The fossils tell a story, but only a small part of it.

What happened after was an obsession with archaeology,
with digging up fossils, holding them this way and that

in the light, proffering explanations that fail to explain,
that never satisfy, that lead only to more questions.

Everyone present then tells a different story now.
So much diverges from the original moment, so much

is held in contention. Inside each story is a pain
that does not abate as the lovers try still to hold themselves

together, all the while flying away like galaxies
after the big bang, as far and as fast as they can.

 

Bandilngan (Windjana Gorge) - Steve Armstrong

THIS MORNING a lap-steel 
play of light on limestone. The gorge is vascular, bleeds ochre-pink through 
gunmetal grey. Gaudi's free-forms shaped 

by The Wet; labyrinthine 
caves and crevices, pillars and folds. I'm thinking of Jandamarra now, his hiding 
places here in the walls. Rifle shots ricochet;

battles fought, for this 
is Bunuba country. High up, fine-boned figs and birdsong falls in slow-time 
for the mirrored water. The wind quickens 

in the silvered throat 
of the gorge, is moved to celebrate and the river cannot resist, kicks up its Cuban 
heels, no matter how fleeting the mood. 

Water like the rocks—
where the Wandjina dwell—remembers all that's over-written; bodies in a bloodied 
river, people chained by the neck and driven 

on their dreaming paths; 
locked behind bars in the belly of a sacred boab. This prison tree, stands within 
shout of the longest trough for watering cattle. 


I CAME AS THE CATTLEMEN 
had come, riding over the land, failing to announce myself or ask leave to enter. 
I came and I camped for a week at Windjana Gorge 

National Park. Each 
day on the bank of the river, busloads of tourists pass; their gorge according to 
the guidebook or for some, it's a New Age Jerusalem. 

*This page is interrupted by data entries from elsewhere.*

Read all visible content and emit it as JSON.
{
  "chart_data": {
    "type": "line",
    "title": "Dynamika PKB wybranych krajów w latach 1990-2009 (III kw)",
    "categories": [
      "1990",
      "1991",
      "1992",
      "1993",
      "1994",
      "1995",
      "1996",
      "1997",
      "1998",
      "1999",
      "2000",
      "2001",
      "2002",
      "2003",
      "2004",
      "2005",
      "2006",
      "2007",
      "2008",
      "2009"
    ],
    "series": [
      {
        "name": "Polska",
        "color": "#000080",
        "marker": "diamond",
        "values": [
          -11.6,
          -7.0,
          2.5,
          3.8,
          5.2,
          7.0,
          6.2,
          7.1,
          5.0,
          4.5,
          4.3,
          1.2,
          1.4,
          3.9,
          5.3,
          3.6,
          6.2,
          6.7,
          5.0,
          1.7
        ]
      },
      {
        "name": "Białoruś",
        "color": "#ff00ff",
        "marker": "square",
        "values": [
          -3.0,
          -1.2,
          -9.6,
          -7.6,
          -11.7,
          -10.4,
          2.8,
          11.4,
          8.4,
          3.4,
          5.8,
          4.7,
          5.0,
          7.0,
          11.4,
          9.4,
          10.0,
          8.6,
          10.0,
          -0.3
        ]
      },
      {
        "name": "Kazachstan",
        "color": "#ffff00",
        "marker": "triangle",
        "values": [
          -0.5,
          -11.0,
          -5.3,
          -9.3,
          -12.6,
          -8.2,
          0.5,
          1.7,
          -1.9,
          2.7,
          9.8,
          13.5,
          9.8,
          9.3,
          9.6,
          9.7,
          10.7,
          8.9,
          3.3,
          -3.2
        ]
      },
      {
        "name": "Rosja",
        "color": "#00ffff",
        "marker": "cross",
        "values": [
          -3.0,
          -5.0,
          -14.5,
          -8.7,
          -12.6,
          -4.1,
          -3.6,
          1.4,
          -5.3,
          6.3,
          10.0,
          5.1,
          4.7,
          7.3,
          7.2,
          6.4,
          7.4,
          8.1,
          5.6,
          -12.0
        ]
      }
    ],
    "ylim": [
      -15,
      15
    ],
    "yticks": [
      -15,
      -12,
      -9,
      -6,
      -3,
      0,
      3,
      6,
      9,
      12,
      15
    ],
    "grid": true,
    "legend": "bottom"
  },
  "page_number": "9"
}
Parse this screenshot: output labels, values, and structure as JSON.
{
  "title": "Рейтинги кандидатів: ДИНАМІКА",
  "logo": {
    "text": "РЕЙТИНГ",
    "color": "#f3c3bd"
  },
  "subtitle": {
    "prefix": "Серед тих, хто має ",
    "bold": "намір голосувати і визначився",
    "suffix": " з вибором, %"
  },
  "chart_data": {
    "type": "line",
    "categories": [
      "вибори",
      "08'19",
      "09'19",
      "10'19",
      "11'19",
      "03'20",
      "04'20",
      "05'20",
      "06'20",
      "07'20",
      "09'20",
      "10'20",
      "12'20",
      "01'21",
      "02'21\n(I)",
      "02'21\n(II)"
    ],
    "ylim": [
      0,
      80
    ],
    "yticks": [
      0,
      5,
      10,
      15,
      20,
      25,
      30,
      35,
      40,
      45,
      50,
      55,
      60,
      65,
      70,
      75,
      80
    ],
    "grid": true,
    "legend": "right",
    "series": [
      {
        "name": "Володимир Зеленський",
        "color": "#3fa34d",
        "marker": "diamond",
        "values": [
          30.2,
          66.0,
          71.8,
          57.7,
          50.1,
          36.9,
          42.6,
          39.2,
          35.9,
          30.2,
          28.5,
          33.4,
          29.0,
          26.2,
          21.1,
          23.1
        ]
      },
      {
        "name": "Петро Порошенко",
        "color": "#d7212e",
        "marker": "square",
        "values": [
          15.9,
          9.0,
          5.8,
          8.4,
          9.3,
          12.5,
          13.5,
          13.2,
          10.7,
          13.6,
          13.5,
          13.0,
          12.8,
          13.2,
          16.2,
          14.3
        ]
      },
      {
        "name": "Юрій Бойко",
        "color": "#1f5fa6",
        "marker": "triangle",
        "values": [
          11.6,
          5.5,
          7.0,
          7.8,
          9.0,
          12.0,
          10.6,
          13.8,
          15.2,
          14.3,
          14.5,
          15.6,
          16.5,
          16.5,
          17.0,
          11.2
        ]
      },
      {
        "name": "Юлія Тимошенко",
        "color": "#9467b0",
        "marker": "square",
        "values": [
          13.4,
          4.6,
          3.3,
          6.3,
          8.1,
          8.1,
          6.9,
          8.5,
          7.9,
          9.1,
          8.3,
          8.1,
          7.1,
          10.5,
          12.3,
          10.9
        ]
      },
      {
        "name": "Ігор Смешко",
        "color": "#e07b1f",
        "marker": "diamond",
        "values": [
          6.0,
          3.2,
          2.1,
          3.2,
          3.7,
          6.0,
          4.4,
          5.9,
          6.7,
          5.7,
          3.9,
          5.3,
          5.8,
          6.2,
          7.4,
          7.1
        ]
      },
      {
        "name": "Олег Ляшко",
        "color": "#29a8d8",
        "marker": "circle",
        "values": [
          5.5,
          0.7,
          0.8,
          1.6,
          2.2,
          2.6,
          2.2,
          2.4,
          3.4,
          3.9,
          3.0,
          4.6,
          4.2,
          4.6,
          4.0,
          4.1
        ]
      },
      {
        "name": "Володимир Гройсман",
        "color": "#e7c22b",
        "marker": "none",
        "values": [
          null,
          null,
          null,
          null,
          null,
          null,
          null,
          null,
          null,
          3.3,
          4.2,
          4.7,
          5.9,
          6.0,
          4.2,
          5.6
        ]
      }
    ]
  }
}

At close of day, an artesian 
welling; doubt I'll ever belong. Camp bedding, dry grass and red earth written 
in silver. Above my head a blood-wood, a bare stencil 

printed on the sky. 
Night wind—a Chinese dragon—swoops, rattles the leaves of trees with its tail, 
then it's gone. Stars—and no escaping an unblinking 

moon; she holds my face 
and won't let go. Gravity loosens its ties and when the moon beckons at her zenith, 
I lose my nerve, pull the wool beanie over my eyes. 


NOTES like tumbled stones, 
sink through clear water. A morning solo, high in the half-lit cliffs. Suddenly, song 
and darting flight, birds thrill at being earth and sky. 

Bare feet, buried in the silt 
of the riverbank—now all the selves I bring fall quiet. Play in the dirt, dance and 
stand in the clouds of dust and slanting light.

I'm no longer possessed 
by a mind that tells me what I do or don't deserve; it's an instrument loosely held, 
with breath for brilliant cockatoos, the undulating 

line they scribe. Laughter 
flies off the walls, I'm caught in the motionless eye of a freshwater croc, rooted 
to the ground. Tonight, my branches brush the stars. 


Notes
1. Windjana Gorge the name settler cattlemen gave to the place traditional owners, the Bunuba, call Bandilngan.
2. Jandamarra, a Bunuba man, led a lengthy guerilla campaign against cattlemen and police in the Kimberley region of Western Australia. He was shot dead in 1897 at Tunnel Creek by Mingo Mick a black trooper.
3. Wandjina: Dreamtime Creation Spirits who are said to have retired to the rocks of the Kimberley.